The grant also funds research to develop a groundbreaking framework for measuring both the short- and long-term return on investment (ROI) related to Help Me Grow initiatives, which may also have profound implications for documenting ROI in the larger early childhood field. While past research has shown a substantial ROI for early childhood initiatives, data related to cross-sector community investments, such as Help Me Grow, remains difficult to pinpoint because outcomes sought (e.g., enhanced literacy, enhanced graduation rates, reduced corrections expenses, higher income levels, etc.) are typically realized years, and even decades, into the future and often take place in sectors outside early childhood services, making them difficult to track.
To establish a framework for measuring ROI, the National Center will partner with the Center for Health Care Strategies, a national resource center providing expertise in health care financing and delivery for low-income populations. The goal will be to identify an appropriate way to measure processes, costs, and outcomes associated with the Help Me Grow approach to developmental promotion and prevention.

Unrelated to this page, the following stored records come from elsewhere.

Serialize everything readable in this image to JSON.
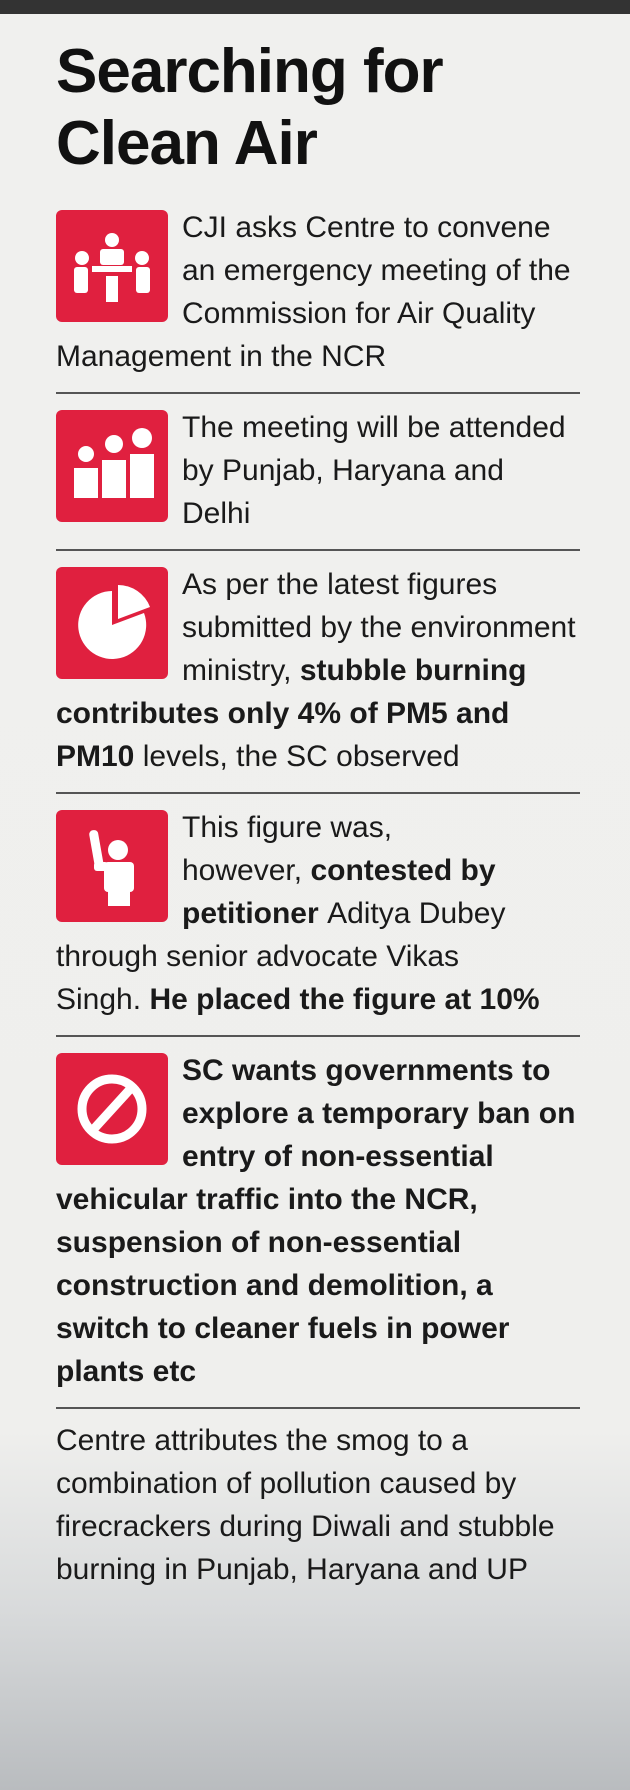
{
  "header": {
    "title": "Searching for Clean Air"
  },
  "items": [
    {
      "segments": [
        {
          "text": "CJI asks Centre to convene an emergency meeting of the Commission for Air Quality Management in the NCR",
          "bold": false
        }
      ]
    },
    {
      "segments": [
        {
          "text": "The meeting will be attended by Punjab, Haryana and Delhi",
          "bold": false
        }
      ]
    },
    {
      "segments": [
        {
          "text": "As per the latest figures submitted by the environment ministry,",
          "bold": false
        },
        {
          "text": "stubble burning contributes only 4% of PM5 and PM10",
          "bold": true
        },
        {
          "text": "levels, the SC observed",
          "bold": false
        }
      ]
    },
    {
      "segments": [
        {
          "text": "This figure was, however,",
          "bold": false
        },
        {
          "text": "contested by petitioner",
          "bold": true
        },
        {
          "text": "Aditya Dubey through senior advocate Vikas Singh.",
          "bold": false
        },
        {
          "text": "He placed the figure at 10%",
          "bold": true
        }
      ]
    },
    {
      "segments": [
        {
          "text": "SC wants governments to explore a temporary ban on entry of non-essential vehicular traffic into the NCR, suspension of non-essential construction and demolition, a switch to cleaner fuels in power plants etc",
          "bold": true
        }
      ]
    }
  ],
  "footer": {
    "text": "Centre attributes the smog to a combination of pollution caused by firecrackers during Diwali and stubble burning in Punjab, Haryana and UP"
  }
}
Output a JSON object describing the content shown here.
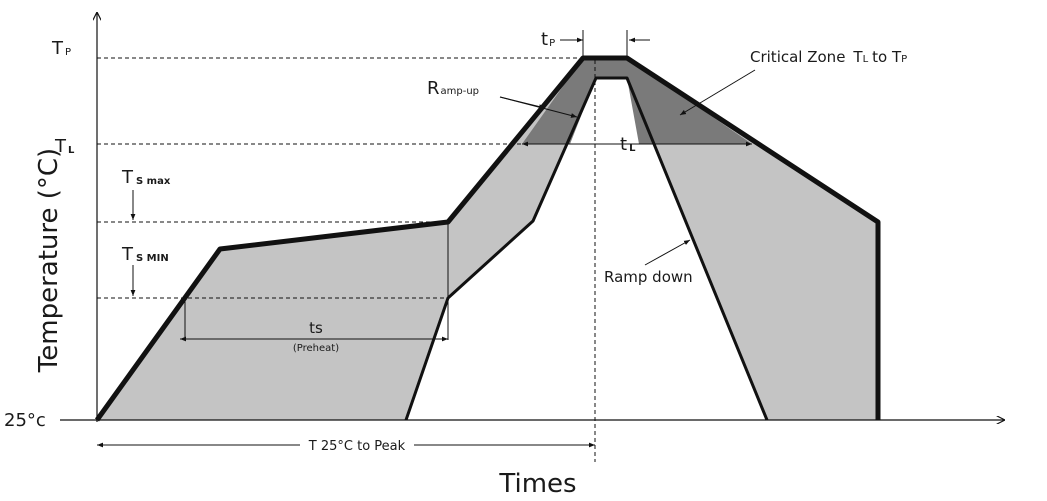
{
  "axes": {
    "y_label": "Temperature (°C)",
    "x_label": "Times",
    "y_origin_label": "25°c"
  },
  "levels": {
    "tp": {
      "main": "T",
      "sub": "P"
    },
    "tl": {
      "main": "T",
      "sub": "L"
    },
    "ts_max": {
      "main": "T",
      "sub": "S max"
    },
    "ts_min": {
      "main": "T",
      "sub": "S MIN"
    }
  },
  "annotations": {
    "tp_dur": {
      "main": "t",
      "sub": "P"
    },
    "tl_dur": {
      "main": "t",
      "sub": "L"
    },
    "ts": {
      "main": "ts",
      "sub": "(Preheat)"
    },
    "ramp_up": {
      "main": "R",
      "sub": "amp-up"
    },
    "ramp_down": "Ramp down",
    "critical_zone": {
      "part1": "Critical Zone",
      "part2": "T",
      "part2_sub": "L",
      "part3": "to T",
      "part3_sub": "P"
    },
    "t25_to_peak": "T 25°C to Peak"
  },
  "colors": {
    "light_zone": "#c4c4c4",
    "critical_zone": "#7a7a7a",
    "line": "#111111"
  }
}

“Supporting early childhood development through cross-sector partnerships is more critical than ever in communities across the U.S., yet the return for investing in this type of upstream prevention has not yet been adequately assessed and articulated,” said Allison Hamblin, MSPH, senior vice president at the Center for Health Care Strategies. “We look forward to partnering with Help Me Grow to uncover exciting new ways to capture the value of community-wide efforts focused on improving the health and well-being of at-risk children and families.”
Help Me Grow National Center is the only national organization working to coordinate services system-wide in the early childhood sector while providing access to a broad range of interventions specifically targeting vulnerable children and families. The Help Me Grow model was developed by Paul H. Dworkin, MD in 1997 and pilot tested in Hartford, Connecticut. It expanded statewide in 2002 and is now adopted by 28 affiliate states that receive technical assistance and support from Help Me Grow National Center at Connecticut Children’s Medical Center.
The nationwide Help Me Grow affiliate network serves more than 81,000 children and families each year through centralized access points where care coordinators field questions from physicians and caregivers, connect families to services, and follow up to ensure such services are beneficial. In addition, Help Me Grow affiliates reach more than 150,000 families through targeted outreach events and media campaigns each year.
“This funding from The JPB Foundation is critical toward expanding the Help Me Grow national footprint and being able to demonstrate the impact of our work on children and families,” stated Paul H. Dworkin, MD, the executive vice president for community child health at Connecticut Children’s Medical Center and the founding director of Help Me Grow National Center. “The long-term return on investment for models such as Help Me Grow cannot be overstated. Being able to document that ROI will expand our appeal to both public and private funders, which will allow us to further help children overcome the stressors of poverty and position them on a path toward academic success, lifelong health and well-being.”